At the end of August though, Microsoft observed a massive DDoS attack against an Azure customer located in Europe. The attack measured in at 2.4Tbps, 140 percent higher than a 1Tbps attack in 2020.

“The attack traffic originated from approximately 70,000 sources and from multiple countries in the Asia-Pacific region, such as Malaysia, Vietnam, Taiwan, Japan, and China, as well as from the United States. The attack vector was a UDP reflection spanning more than 10 minutes with very short-lived bursts, each ramping up in seconds to terabit volumes. In total, we monitored three main peaks, the first at 2.4 Tbps, the second at 0.55 Tbps, and the third at 1.7 Tbps,” said senior program manager at Azure Networking, Amir Dahan.

According to Microsoft, its Azure DDoS protection platform is able to mitigate DDoS attacks and effectively absorbs tens of terabits of DDoS attacks.
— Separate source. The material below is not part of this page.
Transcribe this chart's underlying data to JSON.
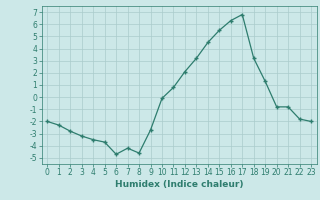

The protection is orchestrated through Azure’s control plane logic which is able to dynamically allocate mitigation resources closest to where the attack is originating.

“Azure’s DDoS mitigation employs fast detection and mitigation of large attacks by continuously monitoring our infrastructure at many points across the network. When deviations from baselines are extremely large, our DDoS control plane logic cuts through normal detection steps, needed for lower-volume floods, to immediately kick-in mitigation. This ensures the fastest time-to-mitigation and prevents collateral damage from such large attacks,” Dahan explains.

While Microsoft didn’t disclose who the Azure client who was targeted is, this sort of incident helps to hammer home the importance of adequate cybersecurity, business continuity and disaster recovery plans.